Comments

  1. avatar says

    I hope someone can help me with this!
    in example 1, when doing the FV at DOA why inventory 60k,cash 20k,receivables 70k and non-current assets Tangible of 150k are not included in the answer?

    Is it because they are current assets?
    Do we only include Non-current assets? Because in chapter 7 example 11 page 46we included Non-dep non-cur assets and Dep non-cur assets.

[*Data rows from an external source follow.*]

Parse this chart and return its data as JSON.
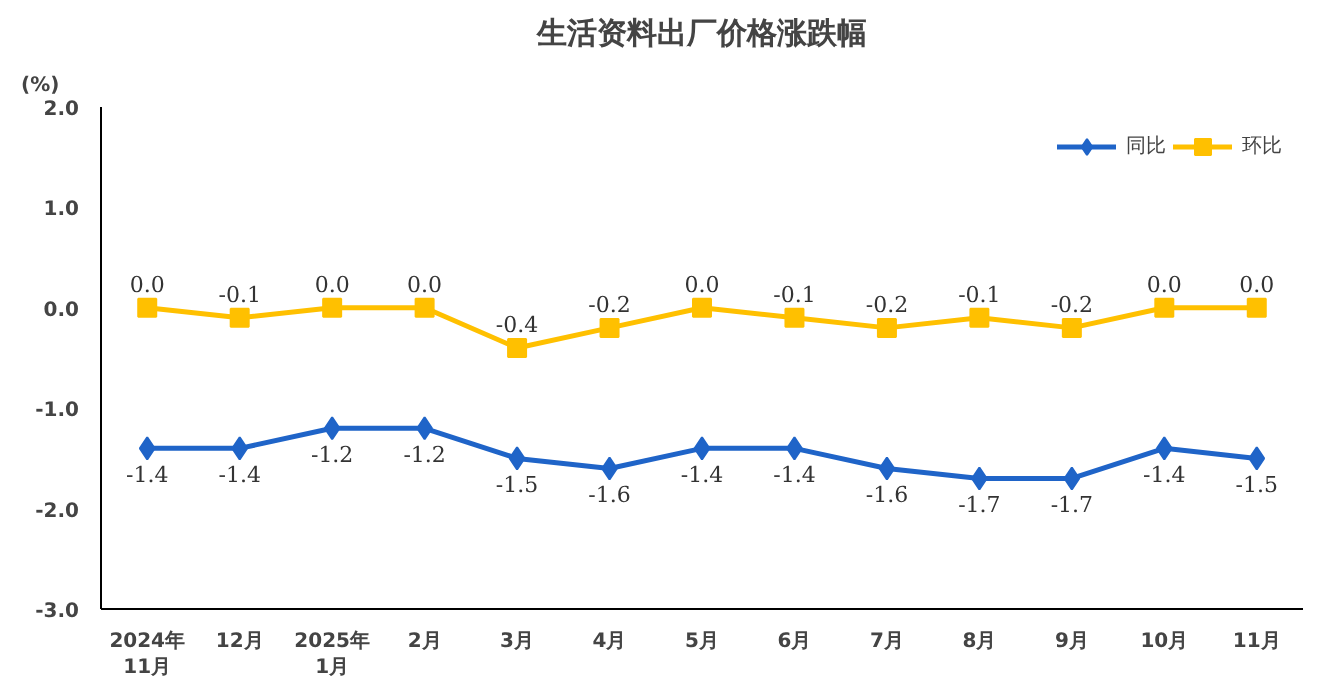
{
  "chart_data": {
    "type": "line",
    "title": "生活资料出厂价格涨跌幅",
    "ylabel": "(%)",
    "categories": [
      "2024年\n11月",
      "12月",
      "2025年\n1月",
      "2月",
      "3月",
      "4月",
      "5月",
      "6月",
      "7月",
      "8月",
      "9月",
      "10月",
      "11月"
    ],
    "series": [
      {
        "name": "同比",
        "color": "#1f64c8",
        "marker": "diamond",
        "values": [
          -1.4,
          -1.4,
          -1.2,
          -1.2,
          -1.5,
          -1.6,
          -1.4,
          -1.4,
          -1.6,
          -1.7,
          -1.7,
          -1.4,
          -1.5
        ],
        "value_labels": [
          "-1.4",
          "-1.4",
          "-1.2",
          "-1.2",
          "-1.5",
          "-1.6",
          "-1.4",
          "-1.4",
          "-1.6",
          "-1.7",
          "-1.7",
          "-1.4",
          "-1.5"
        ]
      },
      {
        "name": "环比",
        "color": "#ffc000",
        "marker": "square",
        "values": [
          0.0,
          -0.1,
          0.0,
          0.0,
          -0.4,
          -0.2,
          0.0,
          -0.1,
          -0.2,
          -0.1,
          -0.2,
          0.0,
          0.0
        ],
        "value_labels": [
          "0.0",
          "-0.1",
          "0.0",
          "0.0",
          "-0.4",
          "-0.2",
          "0.0",
          "-0.1",
          "-0.2",
          "-0.1",
          "-0.2",
          "0.0",
          "0.0"
        ]
      }
    ],
    "ylim": [
      -3,
      2
    ],
    "yticks": [
      {
        "value": 2,
        "label": "2.0"
      },
      {
        "value": 1,
        "label": "1.0"
      },
      {
        "value": 0,
        "label": "0.0"
      },
      {
        "value": -1,
        "label": "-1.0"
      },
      {
        "value": -2,
        "label": "-2.0"
      },
      {
        "value": -3,
        "label": "-3.0"
      }
    ],
    "grid": false,
    "legend": "top right",
    "line_style": "solid"
  }
}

    I am confused now, can someone help me please?

    • avatar says

      Hi there,

      In example 1, the DOA happened at incorporation of the subsidiary. Therefore, there was no retained earnings or anything brought forward from before. Since the company was “born” on the date of acquisition, it did not had any inventory/cash/etc to be adjusted to.

      In example 11 of chapter 7, the DOA was 2 years ago which is why it had depreciation/inventory etc.

      Hope this helps :)

  2. avatar says

    Please mr.mike
    i found this in practies note questions and i can not under stand
    (1) Included in receivables of August are amounts owed by Scone of $75,000. The current accounts do not at present balance due to
    a payment for $39,000 being in transit at the year end from Scone.

    i know i will cancel 75 of receivables A with payaples S
    but about cash transit . cash of A will incret another side?
    please help

    • Avatar of MikeLittle says

      Deal with the in-transit item first. So, in A’s records (on the face of the question) Dr Cash and Credit Receivables with the $39,000 in transit. That now leaves $75,000 – $39,000 receivable from Scone and that’s the same amount in Scone’s records shown as payable to August.

      So now cancel from Total Receivables and from Total Payables the amount of $(75 – 39) $36,000

      OK?

  3. avatar says

    Sir, please tell me if Im right!
    If P sells to A, then SFP treatment is to deduct P’s share of PURP from the RE, and the same amount is deducted from the investment in associate. SOCI treatment is to add the amount to cost of sales of P
    If A sells to P, then SFP treatment is to deduct P’s share of PURP from the RE, and the same amount will be deducted from the group inventory. SOCI treatment is to add the amount to the cost of sales of P

  4. Avatar of marilynlojikim says

    Hi Mike, i am on page 48 of chapter 8. I am referring to the answer for example 1 . Just wondering why is the retained earning W3, the pre-acqn re is nil? In what circumstances in the exam question that we assume its nil? I hope u understand my question. Thank u. Btw, greattttttt video. Loving it.

  5. avatar says

    I am confused! I thought that as long as goods are sold it is not deducted in the Consolidated income statement! Looking at Question 11 Fallowfield……only half of goods remain..why was the entire 40000 deducted?….Help

  6. Avatar of cristina85 says

    guys when u have inter co revenue, and they mention in the exercise :”the current account in that day of the transaction was…xxx.”u need to adjust Group A/R and Group Liabilities when you consolidate by minusing in both acounts the same xxx mentioned, as is an inter co revenue, is not payable and is not collectable.Just fyi!